Results and Discussion: Results indicated that red spectrum caused an increase in plantlet height and Agria had a higher plantlet height under in-vitro conditions. Root length was higher in red-blue combination and no difference was observed between cultivars under in-vitro condition. The highest and lowest leaf area was obtained in white and red spectrum, respectively. Also, Savalan showed a higher leaf area in comparison with Agria. The lowest node number in plantlets was observed in red spectrum and the highest in white. The highest and lowest internode length was related to red and blue spectrum, respectively. Fluorescent light was resulted in the lowest plantlet fresh weight and no significant difference was observed among other treatments according to this parameter. Stem diameter and number of branches was not affected by different lights. Results of greenhouse study indicated that light conditions before transplanting of plantlets did not affected minituber number, while minituber weight was significantly affected by this factor and the lowest mean of this parameter was obtained in red spectrum compared to the other treatments.
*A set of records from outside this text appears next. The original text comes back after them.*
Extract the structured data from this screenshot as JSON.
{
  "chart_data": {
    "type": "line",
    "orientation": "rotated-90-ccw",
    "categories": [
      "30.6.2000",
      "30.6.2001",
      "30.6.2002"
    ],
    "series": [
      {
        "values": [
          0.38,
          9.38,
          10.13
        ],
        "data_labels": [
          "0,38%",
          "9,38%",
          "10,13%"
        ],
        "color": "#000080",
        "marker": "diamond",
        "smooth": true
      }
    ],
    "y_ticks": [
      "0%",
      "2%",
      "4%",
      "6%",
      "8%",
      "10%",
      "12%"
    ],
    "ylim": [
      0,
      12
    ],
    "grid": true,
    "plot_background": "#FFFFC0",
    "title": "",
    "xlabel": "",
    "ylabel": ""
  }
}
Conclusion: Generally, results showed that less leaf area plantlet in vitro was also less leaf area in greenhouse (red light emitting diode). Leaf area is an important criteria for photosynthetic and biomass production. Therefore, in this experiment fresh and dry matter production was affected by this characteristics and red light showed the lowest dry matter production. LEDs could be considered as suitable light sources producing plantlets comparable with those grown under fluorescent light under in-vitro conditions along with saving energy and ultimately lower production cost.